Ilan Pappé, Check Your Sources

Filmmaker Porter Speakman, Jr., producer and director of the 2010 movie With God on Our Side, has issued a press release acknowledging that a quote attributed to David Ben-Gurion by historian Ilan Pappé is not reliable.

In his 2006 book The Ethnic Cleansing of Palestine (Oneworld Publications), Pappé  reported that in a 1937 letter to his son, David Ben-Gurion wrote the following: “The Arabs will have to go, but one needs an opportune moment for making it happen, such as a war.”

It’s a damning quote and is featured prominently in With God on Our Side. But it does not appear in any of the sources Pappé cites.

In his book, Pappé provided two references for this quote. The first reference is the July 12, 1937 entry of Ben-Gurion’s diary. The second is page 220 of the August-September 1937 issue of New Judea, a newsletter published by the World Zionist Organization.

CAMERA provided electronic copies of both of these sources – neither of which include the quote attributed to Ben-Gurion – to Speakman earlier this week.

In response Speakman issued a press release that states in part:

… this quote cannot be found in the original sources of Ben Gurion’s diary and therefore cannot be verified as authentic. While references to this quote exist, we could not find it in its original form.

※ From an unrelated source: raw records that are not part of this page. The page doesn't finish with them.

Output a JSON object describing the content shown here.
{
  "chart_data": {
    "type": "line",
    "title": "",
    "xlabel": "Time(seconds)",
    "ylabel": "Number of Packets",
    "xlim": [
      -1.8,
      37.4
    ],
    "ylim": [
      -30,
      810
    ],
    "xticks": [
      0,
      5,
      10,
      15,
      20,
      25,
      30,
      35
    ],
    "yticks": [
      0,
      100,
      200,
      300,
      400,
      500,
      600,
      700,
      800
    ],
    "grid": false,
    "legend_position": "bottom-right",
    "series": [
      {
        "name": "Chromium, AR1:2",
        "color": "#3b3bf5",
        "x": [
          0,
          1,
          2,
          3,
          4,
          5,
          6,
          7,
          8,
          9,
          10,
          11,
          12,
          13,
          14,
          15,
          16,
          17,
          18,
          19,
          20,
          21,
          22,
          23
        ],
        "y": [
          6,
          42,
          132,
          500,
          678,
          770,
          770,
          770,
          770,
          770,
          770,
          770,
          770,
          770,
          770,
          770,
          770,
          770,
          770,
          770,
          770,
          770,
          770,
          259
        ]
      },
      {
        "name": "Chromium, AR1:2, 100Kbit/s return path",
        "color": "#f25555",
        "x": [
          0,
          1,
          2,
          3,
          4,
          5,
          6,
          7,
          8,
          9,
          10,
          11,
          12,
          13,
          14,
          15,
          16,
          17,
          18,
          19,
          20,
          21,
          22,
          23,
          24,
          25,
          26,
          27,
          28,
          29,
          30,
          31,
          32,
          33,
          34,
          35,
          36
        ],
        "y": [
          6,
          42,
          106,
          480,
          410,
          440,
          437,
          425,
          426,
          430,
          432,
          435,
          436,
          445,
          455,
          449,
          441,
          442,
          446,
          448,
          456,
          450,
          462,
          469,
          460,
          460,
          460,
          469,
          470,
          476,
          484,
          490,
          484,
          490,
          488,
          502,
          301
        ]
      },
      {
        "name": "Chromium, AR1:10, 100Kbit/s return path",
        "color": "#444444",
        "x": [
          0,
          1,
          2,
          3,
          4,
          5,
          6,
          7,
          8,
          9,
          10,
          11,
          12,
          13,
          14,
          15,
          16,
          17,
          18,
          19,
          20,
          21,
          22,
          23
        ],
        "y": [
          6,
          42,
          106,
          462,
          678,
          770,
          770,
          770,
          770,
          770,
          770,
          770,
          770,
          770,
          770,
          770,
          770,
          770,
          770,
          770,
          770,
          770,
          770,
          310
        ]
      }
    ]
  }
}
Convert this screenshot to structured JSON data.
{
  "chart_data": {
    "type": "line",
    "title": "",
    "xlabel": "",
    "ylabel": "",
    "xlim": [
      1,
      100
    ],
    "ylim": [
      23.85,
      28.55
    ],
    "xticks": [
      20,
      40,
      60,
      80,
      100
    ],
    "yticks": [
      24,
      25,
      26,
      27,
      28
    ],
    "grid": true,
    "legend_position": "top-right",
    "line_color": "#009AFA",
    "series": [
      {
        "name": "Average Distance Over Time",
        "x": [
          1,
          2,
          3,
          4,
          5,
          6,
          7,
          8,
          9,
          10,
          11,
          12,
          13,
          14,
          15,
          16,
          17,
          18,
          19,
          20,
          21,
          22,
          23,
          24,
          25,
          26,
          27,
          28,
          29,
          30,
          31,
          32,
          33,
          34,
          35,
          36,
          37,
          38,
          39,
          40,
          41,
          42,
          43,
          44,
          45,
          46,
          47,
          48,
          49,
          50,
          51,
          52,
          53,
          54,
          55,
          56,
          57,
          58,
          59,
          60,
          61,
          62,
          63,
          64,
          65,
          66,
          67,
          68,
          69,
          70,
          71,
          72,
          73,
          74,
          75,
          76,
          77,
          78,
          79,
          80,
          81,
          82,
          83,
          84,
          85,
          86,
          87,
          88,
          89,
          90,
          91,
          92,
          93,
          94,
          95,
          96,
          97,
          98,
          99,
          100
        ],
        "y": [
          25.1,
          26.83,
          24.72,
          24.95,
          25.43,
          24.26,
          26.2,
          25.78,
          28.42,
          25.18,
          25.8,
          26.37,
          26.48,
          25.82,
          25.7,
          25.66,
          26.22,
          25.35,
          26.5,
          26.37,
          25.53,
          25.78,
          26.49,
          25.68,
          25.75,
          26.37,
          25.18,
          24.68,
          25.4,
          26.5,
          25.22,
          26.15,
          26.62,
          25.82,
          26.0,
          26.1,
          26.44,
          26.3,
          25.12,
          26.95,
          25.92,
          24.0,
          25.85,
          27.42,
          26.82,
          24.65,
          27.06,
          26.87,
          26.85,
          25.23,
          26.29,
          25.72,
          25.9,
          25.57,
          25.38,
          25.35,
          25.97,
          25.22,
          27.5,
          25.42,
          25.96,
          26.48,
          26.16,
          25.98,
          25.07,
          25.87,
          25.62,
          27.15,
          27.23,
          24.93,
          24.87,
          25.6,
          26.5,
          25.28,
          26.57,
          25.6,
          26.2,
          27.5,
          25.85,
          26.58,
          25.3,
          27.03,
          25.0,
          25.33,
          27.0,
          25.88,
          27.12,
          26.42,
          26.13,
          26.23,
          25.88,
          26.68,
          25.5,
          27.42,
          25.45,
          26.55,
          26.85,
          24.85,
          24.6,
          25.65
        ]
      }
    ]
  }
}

In an effort to be transparent and accurate, the producers have decided to take the extra step of removing it from future printings of “With God On Our Side.” We apologize for this change.

The quote attributed to Ben-Gurion also appears in a 2006 article published in The Journal of Palestine Studies. In this article, Pappé provides another source for the quote. He states it appears on pages 167-168 of Charles D. Smith’s Palestine and the Arab-Israeli Conflict (Boston and New York: Beford/St. Martin’s Press, 2004.

The quote does not appear here, either.

The editors at the Journal of Palestine Studies are currently investigating the issue.

CAMERA has made numerous attempts to contact Dr. Pappé at the University of Exeter, but the historian has not responded.